A group of Siberian tigers attacked and injured a couple who were driving their car through a game park. The game park was strictly liable for their injuries. Section 267.1(7) of the Insurance Act makes all parties liable for injuries resulting directly or indirectly from use or operation of an automobile severally liable for the damages. The judge determined that section 267.1 of the Insurance Act did not apply because the injuries suffered by the insureds when they were attacked by the tigers could not be said to arise from the use and operation of an automobile.

27. January 2005 0

Cowles v. Balac, [2005] O.J. No. 229, Ontario Superior Court of Justice

David Balac, a student, and Jennifer Cowles, an exotic dancer, visited the African Lion & Safari game farm in April of 1996. Before entering the tiger reserve section of the park. they passed an African Lion & Safari vehicle leaving the tiger reserve with a tiger pup. While slowly driving their vehicle through the tiger reserve section of the park, they came across a number of Siberian tigers. The tigers attacked the vehicle. One tiger leaned through the passenger window and grabbed Mr. Balac by the right arm, and another tiger leaned through the driver side window and grabbed Mr. Balac by the left arm. The tigers were unable to pull Mr. Balac out of the car. The tigers released Mr. Balac. One of the tigers then bit Ms. Cowles in the head and tried to pull her out of the vehicle. The tiger dropped Ms. Cowles either as a result of Mr. Balac moving the car forward, or as a result of an African Lion & Safari truck arriving at the scene and shooing the tigers away. Both Mr. Balac and Ms. Cowles suffered severe physical and psychological injuries as the result of the attack.
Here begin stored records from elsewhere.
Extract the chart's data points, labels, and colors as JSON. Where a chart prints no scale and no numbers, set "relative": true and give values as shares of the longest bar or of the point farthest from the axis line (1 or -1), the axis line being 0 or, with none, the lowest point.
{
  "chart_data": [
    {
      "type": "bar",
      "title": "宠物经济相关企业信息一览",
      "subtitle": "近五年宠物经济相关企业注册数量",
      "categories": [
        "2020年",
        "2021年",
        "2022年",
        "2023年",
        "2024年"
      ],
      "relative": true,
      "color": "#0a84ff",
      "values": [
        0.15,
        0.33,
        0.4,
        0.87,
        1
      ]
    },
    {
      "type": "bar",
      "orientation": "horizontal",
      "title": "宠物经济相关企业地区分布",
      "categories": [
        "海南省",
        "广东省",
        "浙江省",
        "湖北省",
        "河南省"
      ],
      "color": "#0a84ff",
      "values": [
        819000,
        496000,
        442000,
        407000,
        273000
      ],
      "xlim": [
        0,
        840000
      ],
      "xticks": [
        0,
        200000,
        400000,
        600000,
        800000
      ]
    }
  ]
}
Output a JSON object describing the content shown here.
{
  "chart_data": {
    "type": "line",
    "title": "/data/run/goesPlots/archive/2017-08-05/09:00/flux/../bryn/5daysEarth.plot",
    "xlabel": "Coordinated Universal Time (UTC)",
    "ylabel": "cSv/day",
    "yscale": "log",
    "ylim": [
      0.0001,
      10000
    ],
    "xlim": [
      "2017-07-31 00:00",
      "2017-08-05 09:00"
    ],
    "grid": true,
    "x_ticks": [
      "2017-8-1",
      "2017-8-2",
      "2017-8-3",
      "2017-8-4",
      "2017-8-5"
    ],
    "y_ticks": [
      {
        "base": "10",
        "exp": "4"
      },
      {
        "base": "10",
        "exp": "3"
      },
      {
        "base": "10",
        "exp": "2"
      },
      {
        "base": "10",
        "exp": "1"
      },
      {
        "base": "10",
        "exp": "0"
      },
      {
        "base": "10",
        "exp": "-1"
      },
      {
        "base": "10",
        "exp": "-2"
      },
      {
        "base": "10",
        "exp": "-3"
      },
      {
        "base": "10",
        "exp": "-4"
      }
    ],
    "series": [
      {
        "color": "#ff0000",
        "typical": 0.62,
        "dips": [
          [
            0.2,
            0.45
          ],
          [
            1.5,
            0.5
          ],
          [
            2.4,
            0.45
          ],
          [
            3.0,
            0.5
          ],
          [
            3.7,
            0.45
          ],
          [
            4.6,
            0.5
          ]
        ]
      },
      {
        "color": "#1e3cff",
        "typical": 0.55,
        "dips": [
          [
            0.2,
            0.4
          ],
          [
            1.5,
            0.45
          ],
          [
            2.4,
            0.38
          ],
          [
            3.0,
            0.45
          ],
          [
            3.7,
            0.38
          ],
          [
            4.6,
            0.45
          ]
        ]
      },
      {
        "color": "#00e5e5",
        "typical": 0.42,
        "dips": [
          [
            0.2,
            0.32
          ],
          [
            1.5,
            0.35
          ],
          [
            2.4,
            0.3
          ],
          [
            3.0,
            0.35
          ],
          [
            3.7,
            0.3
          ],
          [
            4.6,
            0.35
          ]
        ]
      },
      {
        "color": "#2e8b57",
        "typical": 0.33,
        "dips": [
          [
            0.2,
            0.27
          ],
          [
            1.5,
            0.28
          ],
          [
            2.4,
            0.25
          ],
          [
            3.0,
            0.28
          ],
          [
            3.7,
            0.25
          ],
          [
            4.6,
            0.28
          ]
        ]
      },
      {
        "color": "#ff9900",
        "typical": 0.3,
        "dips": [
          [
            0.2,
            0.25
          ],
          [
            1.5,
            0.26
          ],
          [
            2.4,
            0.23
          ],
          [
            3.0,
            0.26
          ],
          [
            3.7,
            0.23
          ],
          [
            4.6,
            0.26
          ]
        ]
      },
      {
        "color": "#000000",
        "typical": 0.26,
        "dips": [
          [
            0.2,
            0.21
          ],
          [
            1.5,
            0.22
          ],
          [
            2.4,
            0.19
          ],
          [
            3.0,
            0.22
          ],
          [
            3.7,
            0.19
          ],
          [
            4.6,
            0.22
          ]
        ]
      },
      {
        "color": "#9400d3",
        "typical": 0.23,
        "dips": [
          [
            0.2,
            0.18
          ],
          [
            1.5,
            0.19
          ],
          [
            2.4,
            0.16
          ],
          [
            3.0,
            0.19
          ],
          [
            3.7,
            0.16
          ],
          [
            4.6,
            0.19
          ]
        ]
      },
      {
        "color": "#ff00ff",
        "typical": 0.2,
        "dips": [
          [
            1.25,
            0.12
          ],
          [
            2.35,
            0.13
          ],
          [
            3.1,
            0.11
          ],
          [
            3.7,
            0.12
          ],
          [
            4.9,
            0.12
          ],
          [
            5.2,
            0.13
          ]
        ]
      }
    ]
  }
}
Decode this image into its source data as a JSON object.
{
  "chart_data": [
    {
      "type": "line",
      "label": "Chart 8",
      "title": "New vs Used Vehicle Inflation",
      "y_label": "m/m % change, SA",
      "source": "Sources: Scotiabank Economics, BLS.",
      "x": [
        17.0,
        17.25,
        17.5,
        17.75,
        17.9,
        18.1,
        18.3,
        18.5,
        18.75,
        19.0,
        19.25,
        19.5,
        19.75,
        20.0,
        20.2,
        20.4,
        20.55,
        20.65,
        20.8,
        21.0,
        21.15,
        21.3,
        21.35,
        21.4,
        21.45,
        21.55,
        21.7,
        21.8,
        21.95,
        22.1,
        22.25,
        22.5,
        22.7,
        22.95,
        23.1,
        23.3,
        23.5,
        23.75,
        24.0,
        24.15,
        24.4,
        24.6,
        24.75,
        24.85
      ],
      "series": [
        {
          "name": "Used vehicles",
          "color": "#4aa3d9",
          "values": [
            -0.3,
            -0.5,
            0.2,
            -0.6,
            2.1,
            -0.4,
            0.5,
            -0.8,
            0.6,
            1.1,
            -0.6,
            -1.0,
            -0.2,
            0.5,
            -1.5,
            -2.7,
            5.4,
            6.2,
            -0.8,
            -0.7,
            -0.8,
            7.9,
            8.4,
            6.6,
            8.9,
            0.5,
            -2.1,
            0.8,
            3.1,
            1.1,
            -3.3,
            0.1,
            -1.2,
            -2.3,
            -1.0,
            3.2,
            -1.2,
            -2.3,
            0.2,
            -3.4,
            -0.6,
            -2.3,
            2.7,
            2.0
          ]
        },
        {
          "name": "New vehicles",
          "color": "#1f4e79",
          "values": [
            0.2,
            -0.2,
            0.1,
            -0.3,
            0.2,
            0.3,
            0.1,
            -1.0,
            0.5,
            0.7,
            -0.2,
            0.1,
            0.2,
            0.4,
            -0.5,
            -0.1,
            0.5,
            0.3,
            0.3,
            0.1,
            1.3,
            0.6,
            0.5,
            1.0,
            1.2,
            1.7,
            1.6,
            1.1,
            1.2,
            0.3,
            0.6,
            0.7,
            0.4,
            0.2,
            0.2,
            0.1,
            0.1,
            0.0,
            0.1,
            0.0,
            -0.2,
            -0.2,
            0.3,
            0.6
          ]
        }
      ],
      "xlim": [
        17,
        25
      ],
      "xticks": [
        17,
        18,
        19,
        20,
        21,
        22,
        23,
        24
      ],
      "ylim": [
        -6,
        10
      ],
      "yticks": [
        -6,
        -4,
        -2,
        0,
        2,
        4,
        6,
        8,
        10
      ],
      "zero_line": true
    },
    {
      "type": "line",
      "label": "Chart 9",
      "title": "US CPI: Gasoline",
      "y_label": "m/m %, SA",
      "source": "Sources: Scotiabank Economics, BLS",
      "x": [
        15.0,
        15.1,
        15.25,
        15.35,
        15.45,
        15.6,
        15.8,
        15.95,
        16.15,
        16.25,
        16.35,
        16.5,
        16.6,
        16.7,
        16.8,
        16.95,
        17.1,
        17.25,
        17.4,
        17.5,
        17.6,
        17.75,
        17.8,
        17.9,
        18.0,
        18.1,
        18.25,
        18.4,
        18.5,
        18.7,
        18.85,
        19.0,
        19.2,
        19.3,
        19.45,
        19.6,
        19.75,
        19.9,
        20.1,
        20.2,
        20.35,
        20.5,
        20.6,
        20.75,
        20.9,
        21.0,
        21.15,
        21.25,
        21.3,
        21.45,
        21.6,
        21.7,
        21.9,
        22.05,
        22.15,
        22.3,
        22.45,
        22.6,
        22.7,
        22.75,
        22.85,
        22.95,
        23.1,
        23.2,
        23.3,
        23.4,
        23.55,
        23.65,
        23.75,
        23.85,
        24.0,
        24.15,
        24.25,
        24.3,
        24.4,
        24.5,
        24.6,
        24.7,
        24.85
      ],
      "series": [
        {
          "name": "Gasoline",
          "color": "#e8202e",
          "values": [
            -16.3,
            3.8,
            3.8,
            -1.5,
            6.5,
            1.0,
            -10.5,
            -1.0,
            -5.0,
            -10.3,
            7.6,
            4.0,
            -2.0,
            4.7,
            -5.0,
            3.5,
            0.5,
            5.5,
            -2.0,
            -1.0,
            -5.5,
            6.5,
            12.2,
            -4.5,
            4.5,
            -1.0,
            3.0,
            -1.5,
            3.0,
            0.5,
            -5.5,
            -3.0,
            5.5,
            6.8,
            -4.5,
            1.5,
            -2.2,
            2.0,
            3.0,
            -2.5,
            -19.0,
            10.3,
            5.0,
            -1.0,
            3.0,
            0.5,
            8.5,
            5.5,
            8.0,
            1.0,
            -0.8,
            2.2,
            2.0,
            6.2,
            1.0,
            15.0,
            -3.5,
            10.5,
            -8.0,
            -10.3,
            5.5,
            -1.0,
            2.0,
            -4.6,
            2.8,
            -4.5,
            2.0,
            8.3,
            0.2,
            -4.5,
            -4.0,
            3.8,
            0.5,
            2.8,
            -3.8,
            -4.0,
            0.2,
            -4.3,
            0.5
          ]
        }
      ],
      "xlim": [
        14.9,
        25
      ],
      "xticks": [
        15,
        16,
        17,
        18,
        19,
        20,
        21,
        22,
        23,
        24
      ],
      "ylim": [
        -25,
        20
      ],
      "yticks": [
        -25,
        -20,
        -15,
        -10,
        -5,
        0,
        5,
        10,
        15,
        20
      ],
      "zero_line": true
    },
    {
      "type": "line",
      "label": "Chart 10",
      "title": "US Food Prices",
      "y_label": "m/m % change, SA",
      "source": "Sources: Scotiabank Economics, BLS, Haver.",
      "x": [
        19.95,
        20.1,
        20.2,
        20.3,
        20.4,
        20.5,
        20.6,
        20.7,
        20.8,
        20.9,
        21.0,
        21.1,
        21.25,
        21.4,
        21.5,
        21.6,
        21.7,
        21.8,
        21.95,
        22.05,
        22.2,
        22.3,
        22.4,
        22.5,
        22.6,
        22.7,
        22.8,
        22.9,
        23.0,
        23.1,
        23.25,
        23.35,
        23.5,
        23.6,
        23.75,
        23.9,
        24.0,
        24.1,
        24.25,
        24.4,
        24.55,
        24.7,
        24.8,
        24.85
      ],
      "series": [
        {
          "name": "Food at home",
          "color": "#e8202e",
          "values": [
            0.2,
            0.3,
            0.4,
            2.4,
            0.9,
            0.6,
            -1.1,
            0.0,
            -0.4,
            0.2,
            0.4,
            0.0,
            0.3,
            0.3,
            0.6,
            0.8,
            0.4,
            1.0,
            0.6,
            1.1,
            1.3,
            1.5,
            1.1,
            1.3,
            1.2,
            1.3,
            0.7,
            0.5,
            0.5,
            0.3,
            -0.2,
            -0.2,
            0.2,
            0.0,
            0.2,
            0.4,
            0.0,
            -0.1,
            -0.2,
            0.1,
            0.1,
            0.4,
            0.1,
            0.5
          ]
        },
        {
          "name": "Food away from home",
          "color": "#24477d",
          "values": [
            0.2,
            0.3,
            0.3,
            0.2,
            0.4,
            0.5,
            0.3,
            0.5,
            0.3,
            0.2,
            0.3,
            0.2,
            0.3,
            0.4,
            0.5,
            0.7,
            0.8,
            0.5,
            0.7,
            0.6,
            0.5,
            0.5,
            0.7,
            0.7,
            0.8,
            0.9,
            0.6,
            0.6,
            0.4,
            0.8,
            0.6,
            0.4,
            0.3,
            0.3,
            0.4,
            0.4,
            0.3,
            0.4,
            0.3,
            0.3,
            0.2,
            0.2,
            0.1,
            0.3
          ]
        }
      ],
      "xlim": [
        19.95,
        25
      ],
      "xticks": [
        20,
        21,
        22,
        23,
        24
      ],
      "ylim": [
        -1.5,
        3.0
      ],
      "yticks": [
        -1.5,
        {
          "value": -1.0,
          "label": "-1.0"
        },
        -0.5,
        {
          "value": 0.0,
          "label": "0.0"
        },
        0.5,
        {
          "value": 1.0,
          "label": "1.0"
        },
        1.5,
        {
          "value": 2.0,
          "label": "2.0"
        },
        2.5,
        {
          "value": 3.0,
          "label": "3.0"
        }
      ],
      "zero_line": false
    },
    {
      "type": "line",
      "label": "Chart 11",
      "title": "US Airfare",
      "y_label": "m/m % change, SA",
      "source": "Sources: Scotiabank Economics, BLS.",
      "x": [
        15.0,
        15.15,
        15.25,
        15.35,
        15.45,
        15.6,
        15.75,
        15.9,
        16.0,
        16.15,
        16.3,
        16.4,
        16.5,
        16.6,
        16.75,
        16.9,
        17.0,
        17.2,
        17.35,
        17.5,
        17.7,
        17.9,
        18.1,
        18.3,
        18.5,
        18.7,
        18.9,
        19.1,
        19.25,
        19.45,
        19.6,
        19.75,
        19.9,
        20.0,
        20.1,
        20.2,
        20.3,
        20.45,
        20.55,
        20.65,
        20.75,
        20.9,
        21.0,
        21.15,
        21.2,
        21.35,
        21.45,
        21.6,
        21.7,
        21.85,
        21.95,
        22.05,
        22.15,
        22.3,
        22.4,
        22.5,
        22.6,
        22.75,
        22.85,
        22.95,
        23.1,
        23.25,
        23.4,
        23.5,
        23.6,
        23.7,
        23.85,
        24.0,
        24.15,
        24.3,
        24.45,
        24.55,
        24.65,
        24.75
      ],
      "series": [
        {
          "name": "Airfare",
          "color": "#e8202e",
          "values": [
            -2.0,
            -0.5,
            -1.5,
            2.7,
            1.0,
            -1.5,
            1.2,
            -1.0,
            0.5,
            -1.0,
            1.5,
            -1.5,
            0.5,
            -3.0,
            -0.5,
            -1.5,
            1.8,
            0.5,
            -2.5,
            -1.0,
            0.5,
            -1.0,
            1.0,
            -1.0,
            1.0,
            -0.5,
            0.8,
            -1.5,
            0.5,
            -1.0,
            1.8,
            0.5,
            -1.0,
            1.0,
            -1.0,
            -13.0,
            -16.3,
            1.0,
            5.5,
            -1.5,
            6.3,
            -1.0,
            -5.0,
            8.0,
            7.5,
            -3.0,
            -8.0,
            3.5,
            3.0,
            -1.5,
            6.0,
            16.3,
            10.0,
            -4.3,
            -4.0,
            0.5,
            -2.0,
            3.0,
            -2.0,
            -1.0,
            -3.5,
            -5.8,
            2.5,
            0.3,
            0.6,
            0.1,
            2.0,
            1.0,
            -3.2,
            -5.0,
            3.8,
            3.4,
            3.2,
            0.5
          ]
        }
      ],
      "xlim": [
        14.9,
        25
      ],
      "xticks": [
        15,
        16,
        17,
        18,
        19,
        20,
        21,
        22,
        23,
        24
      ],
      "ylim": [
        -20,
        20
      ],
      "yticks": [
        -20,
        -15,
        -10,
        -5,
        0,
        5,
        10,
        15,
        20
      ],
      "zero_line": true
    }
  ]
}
African Lion & Safari was held to be strictly liable for the injuries suffered by Mr. Balac and Ms. Cowles under the doctrine of Scienter. MacFarland J. noted that the Siberian tigers were wild and dangerous animals, and that strict liability had to apply to African Lion & Safari in this situation.

African Lion & Safari argued that if any other parties were liable for the tiger attack, section 267.1 of the Insurance Act, R.S.O. would limit African Lion & Safari’s liability to their own fault or negligence. This was based on the fact that Section 267.1(7) of the Insurance Act makes all parties liable for injuries resulting directly or indirectly from use or operation of an automobile severally liable for the damages. MacFarland J. noted that the Plaintiff’s claim for damages was primarily on the basis of strict liability in law for those who keep wild, dangerous animals; and alternatively in negligence for breach of the occupiers’ liability and for the manner in which such animals were kept and/or controlled. There were no allegations of vehicular negligence made by or against the Plaintiffs. MacFarland J. relied upon the decision of the Ontario Court of Appeal in Hernandez v. 1206625 Ontario Inc. (2002), 61 O.R. (3d) 584 and determined that the essence of the action that the Plaintiffs commenced was not for damages occasioned by a motor vehicle. The presence of the motor vehicle was entirely ancillary to the essence of the action. Therefore, the injuries did not arise directly or indirectly from the use or operation of the motor vehicle. African Lion & Safari was liable for all of the Plaintiffs’ damages.